Python 2.7.10 (default, May 23 2015, 09:44:00) [MSC v.1500 64 bit (AMD64)] on wi
n32
>>> from collections import Sequence
>>> isinstance(bytearray("56"), Sequence)
False

The results seem to be consistent across minor releases of both Python 2.x and 3.x. Is this a known bug? Is it a bug at all? Is there any logic behind this difference?

I am actually more worried about the C API function PySequence_Check properly identifying an object of type PyByteArray_Type as exposing the sequence protocol, which by looking at the source code it seems like it should, but any insight into this whole thing is very welcome.


Solution

  • Abstract classes from collections use ABCMeta.register(subclass) to

    Register subclass as a “virtual subclass” of this ABC.

    In Python 3 issubclass(bytearray, Sequence) returns True because bytearray is explicitly registered as a subclass of ByteString (which is derived from Sequence) and MutableSequence. See the relevant part of Lib/_collections_abc.py:

    class ByteString(Sequence):
    
        """This unifies bytes and bytearray.
    
        XXX Should add all their methods.
        """
    
        __slots__ = ()
    
    ByteString.register(bytes)
    ByteString.register(bytearray)
    ...
    MutableSequence.register(bytearray)  # Multiply inheriting, see ByteString
    

    Python 2 doesn't do that (from Lib/_abcoll.py):

    Sequence.register(tuple)
    Sequence.register(basestring)
    Sequence.register(buffer)
    Sequence.register(xrange)
    ...
    MutableSequence.register(list)
    

    This behaviour was changed in Python 3.0 (in this commit specifically):

    Add ABC ByteString which unifies bytes and bytearray (but not memoryview).

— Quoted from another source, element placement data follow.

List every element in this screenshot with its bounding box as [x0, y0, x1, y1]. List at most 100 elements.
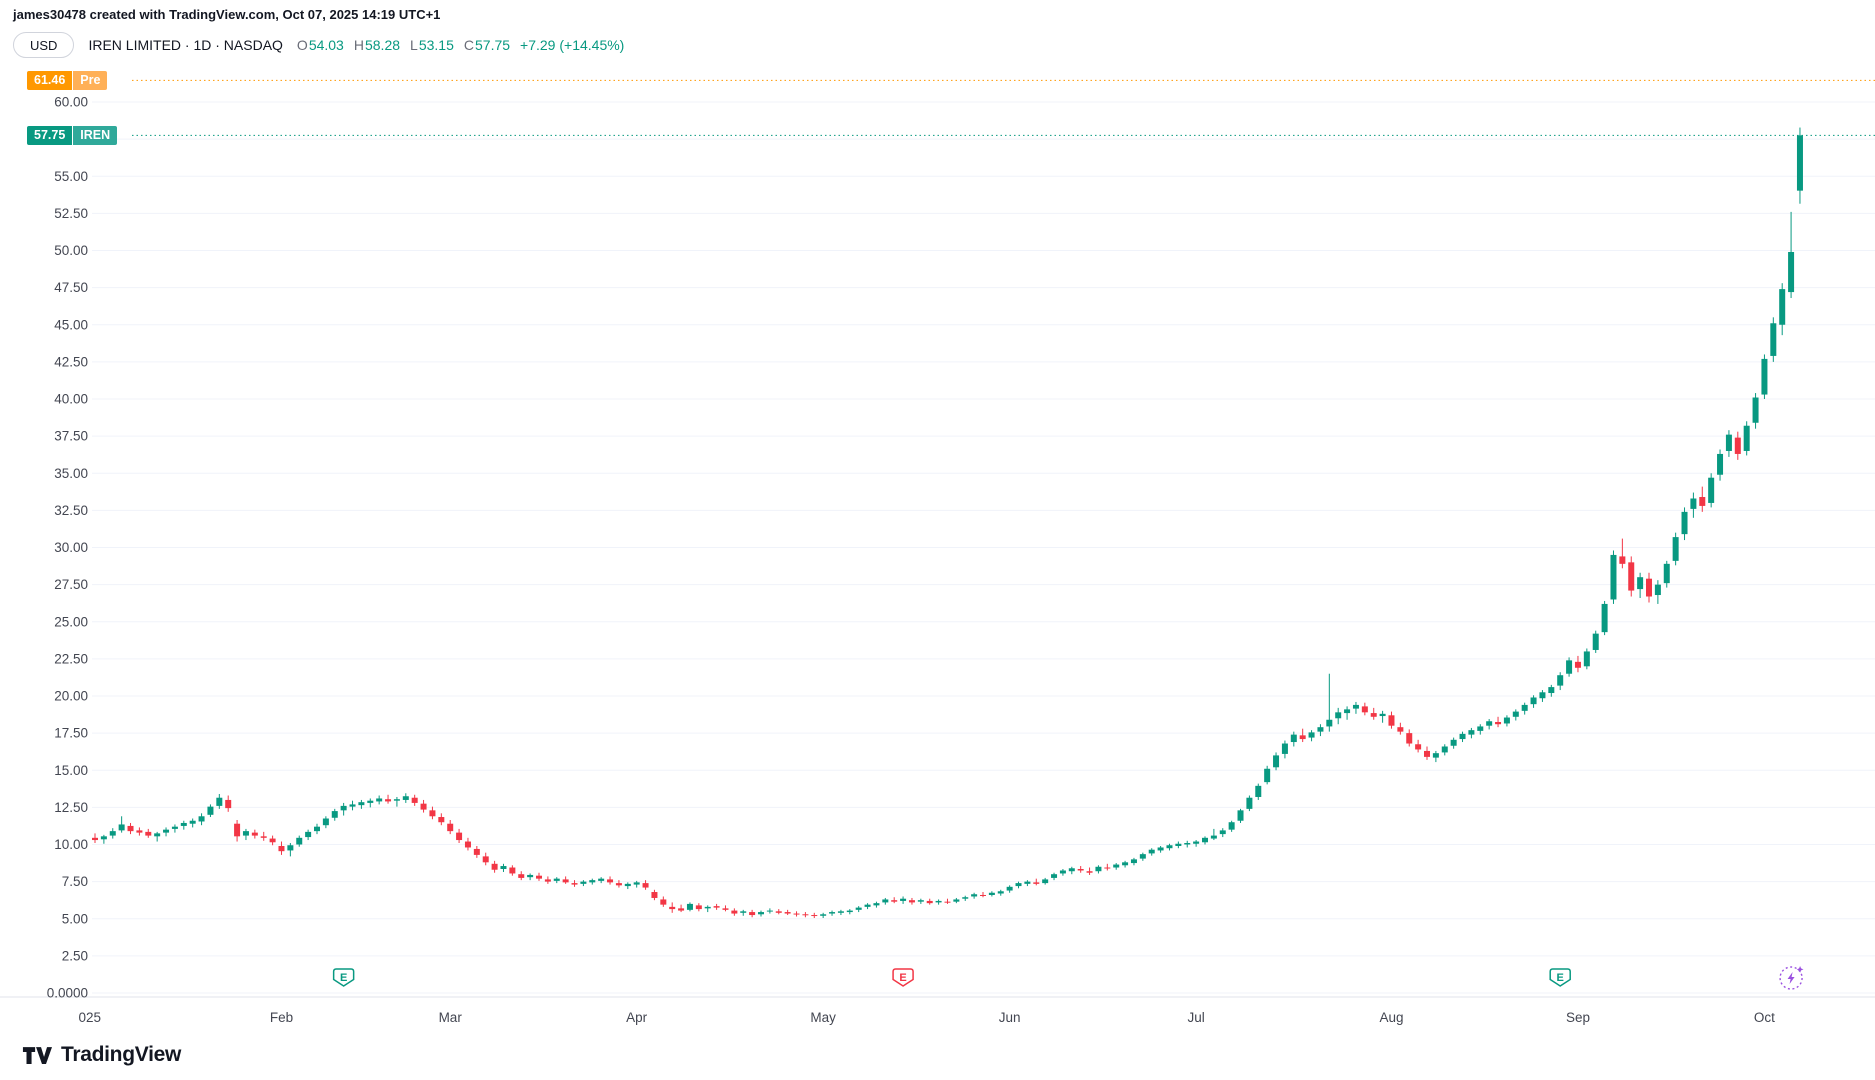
candle	[1130, 857, 1137, 866]
spark-circle-icon	[1779, 966, 1803, 990]
candle-body	[1317, 727, 1324, 732]
candle	[669, 902, 676, 913]
earnings-letter: E	[1557, 972, 1564, 984]
candle	[1024, 880, 1031, 887]
candle-body	[1077, 869, 1084, 871]
candle	[544, 876, 551, 884]
candle	[997, 889, 1004, 896]
candle	[695, 903, 702, 912]
candle-body	[296, 837, 303, 845]
candle	[900, 896, 907, 904]
candle-body	[251, 832, 258, 836]
candle-body	[1015, 883, 1022, 887]
candle	[1725, 430, 1732, 457]
earnings-marker[interactable]: E	[1549, 968, 1571, 987]
y-axis-label: 22.50	[54, 651, 88, 666]
spark-marker[interactable]	[1779, 966, 1804, 990]
currency-button[interactable]: USD	[13, 32, 75, 58]
candle-body	[997, 891, 1004, 894]
candle-body	[1495, 721, 1502, 725]
candle	[1388, 711, 1395, 729]
y-axis-label: 32.50	[54, 503, 88, 518]
x-axis-label: Apr	[626, 1010, 648, 1025]
candle	[411, 794, 418, 806]
close-label: C	[463, 37, 474, 53]
candle	[793, 911, 800, 917]
earnings-marker[interactable]: E	[332, 968, 355, 987]
candle-body	[1299, 735, 1306, 740]
tradingview-logo-icon[interactable]	[22, 1044, 52, 1067]
pre-market-price-badge: 61.46 Pre	[27, 70, 108, 90]
candle	[1379, 710, 1386, 723]
candle	[1717, 449, 1724, 481]
candle	[1059, 869, 1066, 876]
candle	[1637, 572, 1644, 598]
candle	[145, 828, 152, 838]
candle-body	[1441, 746, 1448, 753]
candle-body	[953, 899, 960, 902]
candle	[1548, 684, 1555, 697]
candle	[278, 841, 285, 855]
candle	[216, 794, 223, 809]
earnings-marker[interactable]: E	[892, 968, 914, 987]
candle-body	[562, 879, 569, 883]
candle-body	[660, 899, 667, 905]
candle-body	[1699, 497, 1706, 506]
candle-body	[1717, 453, 1724, 475]
y-axis-label: 10.00	[54, 837, 88, 852]
candle-body	[340, 805, 347, 811]
time-axis[interactable]: 2025 Feb Mar Apr May Jun Jul Aug Sep Oct	[0, 1006, 1875, 1030]
candle-body	[1708, 477, 1715, 503]
candle	[536, 872, 542, 881]
candle	[464, 837, 471, 851]
candle	[846, 909, 853, 915]
y-axis-label: 5.00	[62, 911, 88, 926]
candle	[1610, 550, 1617, 604]
candle	[1796, 127, 1803, 204]
candle-body	[971, 894, 978, 897]
x-axis-label: Jun	[998, 1010, 1021, 1025]
symbol-title[interactable]: IREN LIMITED · 1D · NASDAQ	[88, 37, 283, 53]
chart-area: 0.0000 2.50 5.00 7.50 10.00 12.50 15.00 17.50 20…	[0, 62, 1875, 1030]
candle-body	[1503, 717, 1510, 724]
candle	[92, 833, 98, 844]
candle	[154, 831, 161, 842]
candle-body	[536, 875, 542, 879]
candle-body	[829, 912, 836, 914]
candle	[491, 860, 498, 873]
candle	[118, 816, 125, 833]
y-axis-label: 12.50	[54, 800, 88, 815]
pre-market-tag: Pre	[72, 70, 108, 90]
candle	[855, 906, 862, 913]
candle-body	[367, 800, 374, 803]
candle	[1033, 878, 1040, 886]
candle	[935, 899, 942, 905]
candle	[580, 880, 587, 887]
candle	[882, 897, 889, 905]
candle-body	[1086, 871, 1093, 873]
candle-body	[402, 796, 409, 800]
candle-body	[1432, 753, 1439, 758]
candle	[1273, 752, 1280, 771]
candle	[980, 892, 986, 898]
candle	[571, 880, 578, 887]
y-axis-label: 52.50	[54, 206, 88, 221]
ohlc-values: O 54.03 H 58.28 L 53.15 C 57.75 +7.29 (+14.4…	[297, 37, 624, 53]
candle-body	[1610, 554, 1617, 600]
candle-body	[1228, 822, 1235, 830]
candle-body	[908, 900, 915, 903]
candle-body	[1113, 864, 1120, 868]
candle	[429, 806, 436, 820]
candle-body	[198, 816, 205, 822]
tradingview-logo-text[interactable]: TradingView	[61, 1043, 182, 1066]
candle-body	[1654, 584, 1661, 596]
candle-body	[1725, 434, 1732, 451]
candle	[127, 822, 134, 835]
candle	[615, 880, 622, 888]
candle-body	[864, 904, 871, 907]
candle-body	[544, 879, 551, 882]
chart-canvas[interactable]: 0.0000 2.50 5.00 7.50 10.00 12.50 15.00 17.50 20…	[0, 62, 1875, 1030]
candle-body	[1139, 854, 1146, 859]
candle	[944, 898, 951, 904]
candle	[731, 908, 738, 916]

There's no ABC for "PEP 3118 style buffer API objects" because there's no way to recognize these in Python (apart from trying to use memoryview() on them).

    And there's more information in PEP 3119:

    This is a proposal to add Abstract Base Class (ABC) support to Python 3000. It proposes: [...] Specific ABCs for containers and iterators, to be added to the collections module.

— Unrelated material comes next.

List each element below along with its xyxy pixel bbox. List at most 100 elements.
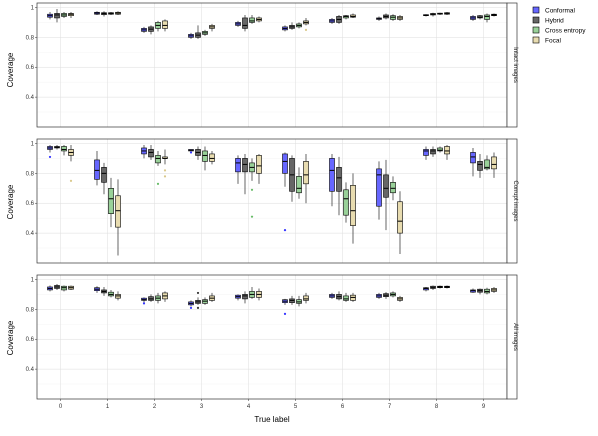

    Much of the thinking that went into the proposal is not about the specific mechanism of ABCs, as contrasted with Interfaces or Generic Functions (GFs), but about clarifying philosophical issues like "what makes a set", "what makes a mapping" and "what makes a sequence".

    [...] a metaclass for use with ABCs that will allow us to add an ABC as a "virtual base class" (not the same concept as in C++) to any class, including to another ABC. This allows the standard library to define ABCs Sequence and MutableSequence and register these as virtual base classes for built-in types like basestring, tuple and list, so that for example the following conditions are all true: [...] issubclass(bytearray, MutableSequence).

    Just FYI memoryview was registered as a subclass of Sequence only in Python 3.4:

    There's no ducktyping for this due to the Sequence/Mapping confusion so it's a simple missing explicit registration.

    (see issue18690 for details).


    PySequence_Check from Python C API does not rely on the collections module:

    int
    PySequence_Check(PyObject *s)
    {
        if (PyDict_Check(s))
            return 0;
        return s != NULL && s->ob_type->tp_as_sequence &&
            s->ob_type->tp_as_sequence->sq_item != NULL;
    }
    

    It checks for non-zero tp_as_sequence field (example for bytearray) and if that succeeds, for non-zero sq_item field (which is basically getitem - example for bytearray).